Research

My academic research was in computability theory (also called recursion theory), a field of mathematical logic that seeks to understand the basic concept of computability (as established by Turing, Church, Post, Kleene, and others) and its connections to other areas of mathematics. Within that area I was most interested in the connections between algebraic (“static”) and computability-theoretic (“dynamic”) properties in the computably enumerable sets and Π01 classes, such as in degree invariance [1,2,4,7,12]. The other major track of my research was algorithmic randomness and its extension to objects other than binary sequences [5,6,8,9,15], as well as randomness-theoretic weakness and related notions [3,6,9,14,16]. I wrote an undergraduate textbook on computability, published by the American Mathematical Society [13].

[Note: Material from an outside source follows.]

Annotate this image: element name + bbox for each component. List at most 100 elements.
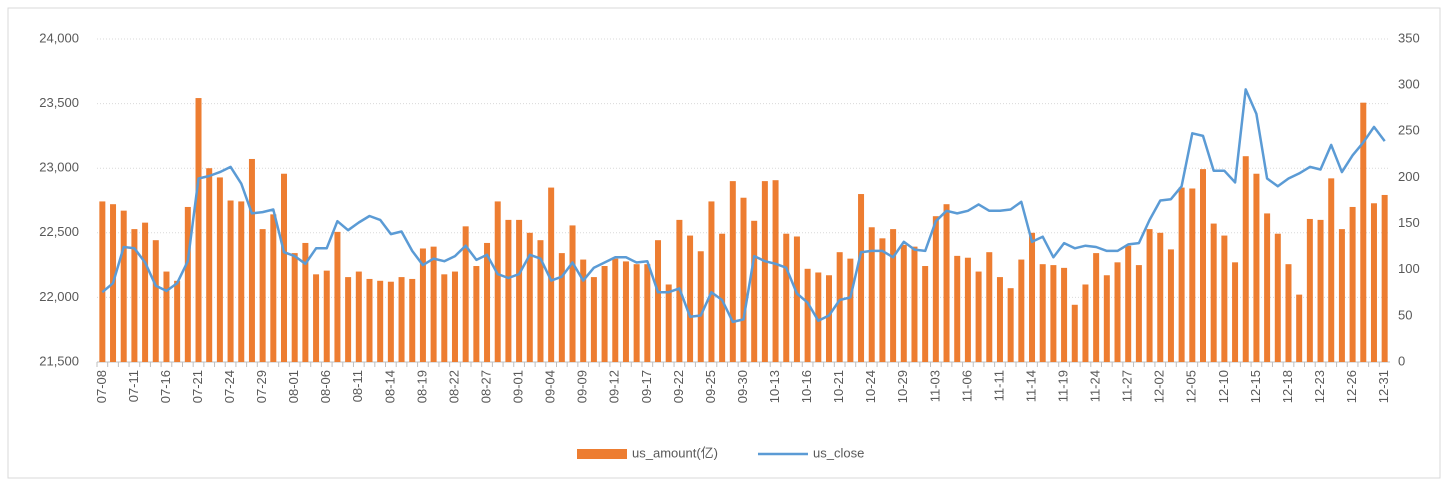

I have some introductory material available: slides from an undergraduate introduction to computability I gave at my alma mater, UR (modified from a talk I gave at the MIT Women in Math series); slides with accompanying notes from a tutorial on Π01 classes I gave at the CCA conference at UF in 2006.

I was guest editor for Archive for Mathematical Logic 45 (2008), and have refereed (peer reviewed) for Annals of Pure and Applied Logic, Archive for Mathematical Logic, Journal of Logic and Computation, Journal of Mathematics and the Arts, Journal of Symbolic Logic, Mathematical Foundations of Computer Science, Mathematical Logic Quarterly, Notre Dame Journal of Formal Logic, and Theoretical Computer Science.

Publications

[16.] Lowness for effective Hausdorff dimension, with Steffen Lempp, Joe Miller, Keng Meng Ng, and Dan Turetsky. Journal of Mathematical Logic 14(2)(2014), 22 pages.

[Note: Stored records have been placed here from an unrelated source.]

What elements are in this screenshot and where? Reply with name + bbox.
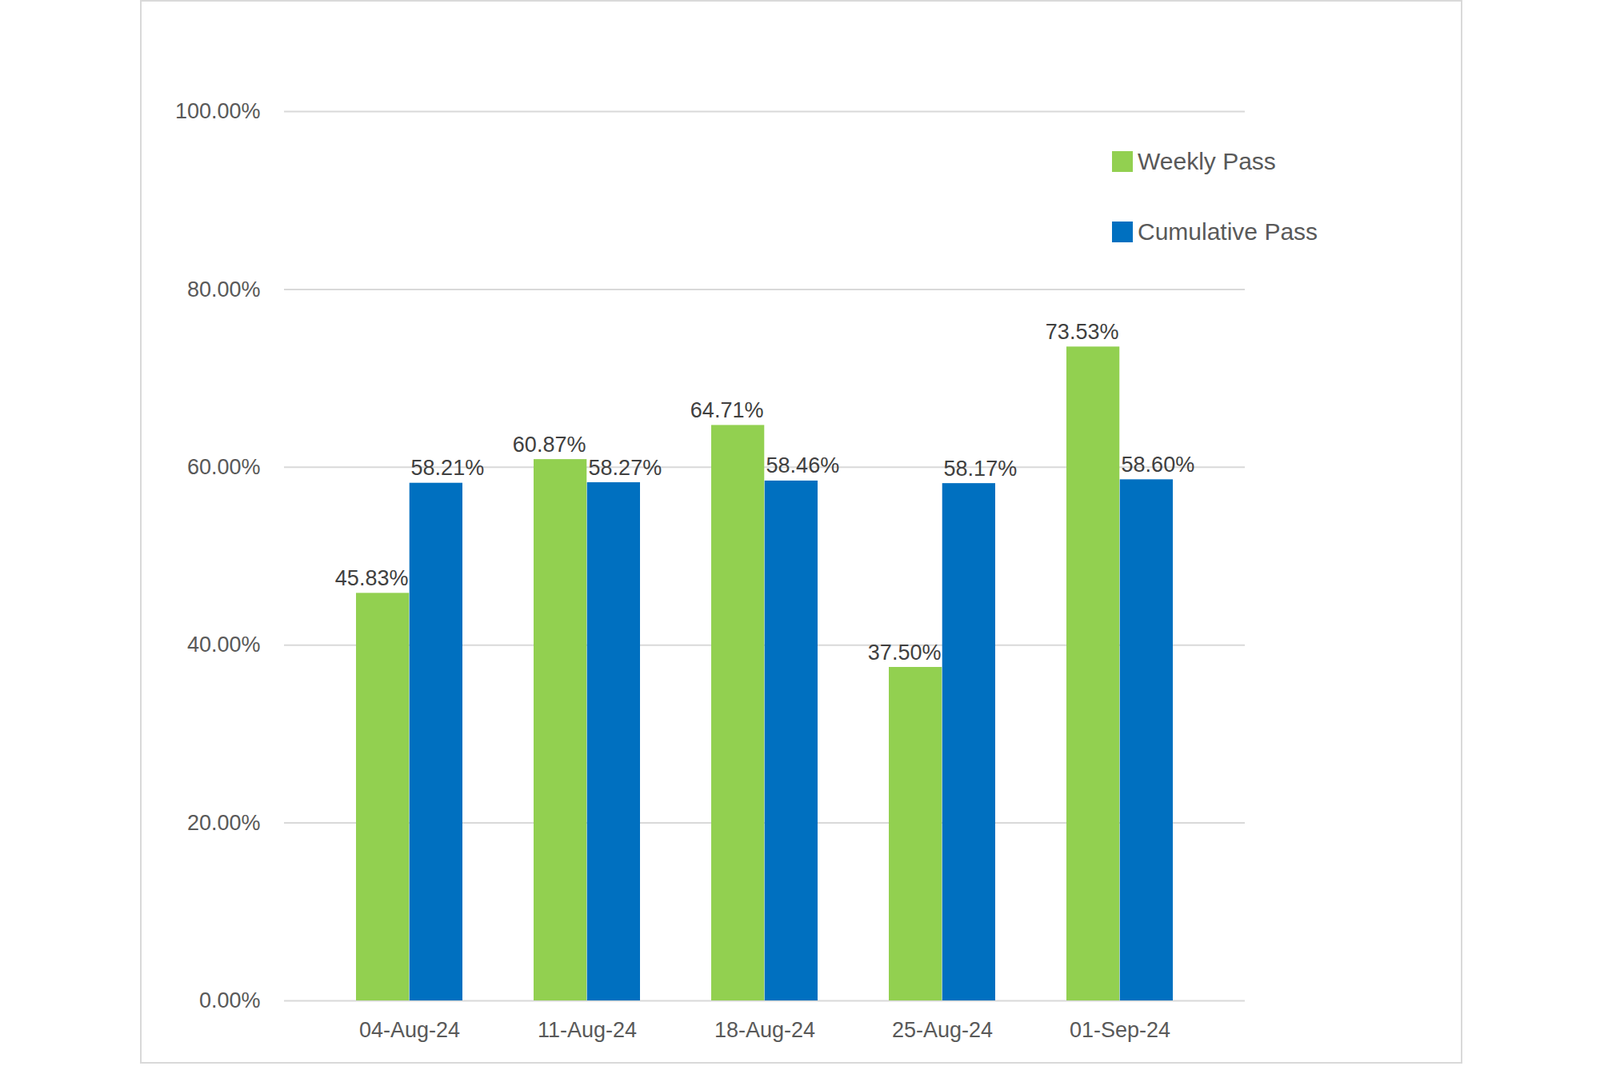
svg-text:60.87%: 60.87%: [512, 432, 587, 457]
svg-text:45.83%: 45.83%: [335, 566, 409, 591]
html-text:Weekly Pass: Weekly Pass: [1137, 148, 1276, 175]
svg-text:11-Aug-24: 11-Aug-24: [537, 1018, 637, 1043]
svg-text:58.17%: 58.17%: [944, 456, 1018, 481]
svg-text:40.00%: 40.00%: [187, 632, 261, 657]
svg-text:18-Aug-24: 18-Aug-24: [714, 1018, 816, 1043]
svg-text:04-Aug-24: 04-Aug-24: [359, 1018, 460, 1043]
svg-text:73.53%: 73.53%: [1045, 320, 1120, 344]
svg-text:60.00%: 60.00%: [187, 455, 261, 480]
svg-text:25-Aug-24: 25-Aug-24: [892, 1018, 993, 1043]
html-text:Cumulative Pass: Cumulative Pass: [1137, 218, 1318, 245]
svg-text:58.27%: 58.27%: [588, 456, 663, 480]
svg-text:58.60%: 58.60%: [1121, 452, 1196, 477]
svg-text:58.46%: 58.46%: [766, 453, 840, 478]
svg-text:58.21%: 58.21%: [411, 456, 485, 480]
svg-text:20.00%: 20.00%: [187, 811, 261, 836]
svg-text:64.71%: 64.71%: [690, 398, 764, 423]
svg-text:37.50%: 37.50%: [868, 640, 942, 665]
svg-text:100.00%: 100.00%: [175, 99, 261, 124]
svg-text:80.00%: 80.00%: [187, 277, 261, 302]
svg-text:01-Sep-24: 01-Sep-24: [1069, 1018, 1171, 1043]
svg-text:0.00%: 0.00%: [199, 988, 261, 1013]
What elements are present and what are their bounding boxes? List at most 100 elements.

[15.] Effective randomness of unions and intersections, with Douglas Cenzer. Theory of Computing Systems 52(2013):48-64.

[14.] Finite self-information, with Denis Hirschfeldt. Computability 1(2012):85-98. PDF

[13.] Computability Theory, American Mathematical Society Student Mathematical Library, May 2012. Amazon, AMS       review

[12.] Degree invariance in the Π01 classes. Journal of Symbolic Logic, 76(2011): 1184-1210. PDF

[11.] Immunity and non-cupping for closed sets, with Doug Cenzer, Takayuki Kihara, and Guohua Wu. Tbilisi Mathematical Journal, 2(2009): 77-94. PDF

[10.] Immunity of closed sets, with Doug Cenzer and Guohua Wu. Mathematical Theory and Computational Practice (CIE 2009), eds. K. Ambos-Spies, B. Loewe and W. Merkle, Springer Lecture Notes in Computer Science 5635(2009): 109-117. PDF

[9.] K-triviality of closed sets and continuous functions, with George Barmpalias, Doug Cenzer, and Jeff Remmel. Journal of Logic and Computation, 1(2009): 3-16. PDF

[8.] Algorithmic randomness of continuous functions, with George Barmpalias, Paul Brodhead, Doug Cenzer, and Jeff Remmel. Archive for Mathematical Logic, 45(2008): 533-546. PDF

[7.] Prompt simplicity, array computability and cupping, with Rod Downey, Noam Greenberg, and Joe Miller. In Chong et. al. (eds.), Computational Prospects of Infinity, Lecture Notes Series of the Institute for Mathematical Sciences, NUS, vol. 15, World Scientific (2008): 59-78. PDF

[6.] K-trivial closed sets and continuous functions, with George Barmpalias, Doug Cenzer, and Jeff Remmel. CIE 2007, Computation and Logic in the Real World, Third Conference on Computability in Europe, Siena, Italy, June 2007, S.B. Cooper, B. Loewe and A. Sorbi (Eds.), Springer Lecture Notes in Computer Science 4497(2007): 135-145. PDF

[5.] Algorithmic randomness of closed sets, with George Barmpalias, Paul Brodhead, Doug Cenzer, and Seyyed Dashti. Journal for Logic and Computation, 17(2007): 1041-1062. PDF

[4.] Totally ω-computably enumerable degrees I: bounding critical triples, with Rod Downey and Noam Greenberg. Journal of Mathematical Logic 7(2007): 145-171. PDF

[3.] Lowness and Π02 nullsets, with Rod Downey, Andre Nies, and Liang Yu. Journal of Symbolic Logic, 71(3)(2006): 1044-1052. PDF

[2.] Invariance in E* and EΠ. Transactions of the American Mathematical Society 358(2006): 3023-3059. PDF

[1.] A definable relation between c.e. sets and ideals. Ph.D. thesis under the direction of Peter Cholak, University of Notre Dame, 2004.